The offspinner Nathan Lyon can enhance his reputation, which was sealed with a wicket with the first ball of his Test career and five for the innings in Sri Lanka. The conditions at Newlands will assist him, but it is also the venue that destroyed any hope McGain had of playing Test cricket again, when he took 0 for 149 on debut there.

But all is not lost from the class of 2009. Mitchell Johnson and Phillip Hughes starred in that series and while both have been dropped since, they now loom as critical men in Clarke's future planning. Johnson especially holds the key to his captain's fortunes. He thrived in South Africa last time, but showed his frustrating inconsistency with a horror Ashes tour a few months later.

"I think him and Hughesy are two guys who are dying for this Test series to start, knowing how successful they were last time we were here," Clarke said. "Every time I take the field I look forward to captaining someone like Mitch because he's a match-winner. He's going to have days when he's going to get hit around the park, but he's going to have other days where he's going to win the game on his own.

"I've made it quite clear to Mitch how I feel. He's a vital member of this team. If he continues to work the way he's working I see no reason why he won't continue to have success. His record is as good as anyone's for the amount of Test matches that he's played. He's swinging the ball back in to the right-handers, he's bowling at good pace."

Johnson warmed up for Wednesday's Newlands Test with nine wickets in the tour match in Potchefstroom. The pitch offered pace and bounce, but his wickets came largely through full, fast, swinging deliveries that had batsmen bowled, lbw or caught behind the wicket. It is the same sort of bowling Australia's batsmen can expect to face against Dale Steyn.

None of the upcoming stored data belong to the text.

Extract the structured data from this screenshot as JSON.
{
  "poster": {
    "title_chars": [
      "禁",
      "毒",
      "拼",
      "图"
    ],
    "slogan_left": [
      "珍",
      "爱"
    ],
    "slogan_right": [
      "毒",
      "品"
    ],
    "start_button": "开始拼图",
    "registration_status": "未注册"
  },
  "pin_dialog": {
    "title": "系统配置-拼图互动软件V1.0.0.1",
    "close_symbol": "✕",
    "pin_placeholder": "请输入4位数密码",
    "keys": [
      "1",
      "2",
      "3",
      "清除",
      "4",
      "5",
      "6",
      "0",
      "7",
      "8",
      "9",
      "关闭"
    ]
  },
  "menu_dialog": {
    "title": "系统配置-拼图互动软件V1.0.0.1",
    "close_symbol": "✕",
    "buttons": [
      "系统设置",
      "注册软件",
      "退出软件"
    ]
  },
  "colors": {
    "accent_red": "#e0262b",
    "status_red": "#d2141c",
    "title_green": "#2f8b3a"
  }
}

The similarities between the two sides, who each play hard, aggressive cricket, led to an enormously entertaining pair of tours three years ago. If the six Tests were taken as a whole, the result was a fitting 3-3 tie. While Australia have slid to No.5 on the Test rankings and are climbing back up, reaching No.4 after beating Sri Lanka, South Africa have remained steady in second position.

"Both teams have a lot of similarities," Clarke said. "They've got good fast bowlers, who aren't afraid to stick it up the batsmen. And they've got batters who don't really like sitting around batting all day for not many runs. Generally when we play South Africa, I think you see really good attacking, positive cricket from both sides. Generally that's why there's a result every time we play."

A two-Test series offers little scope for themes to develop or for contests to bubble away between individuals. But it does offer the chance for a result. And after Clarke led Australia to ODI series wins against Bangladesh, Sri Lanka and South Africa, and a Test victory against Sri Lanka, this is his toughest challenge yet.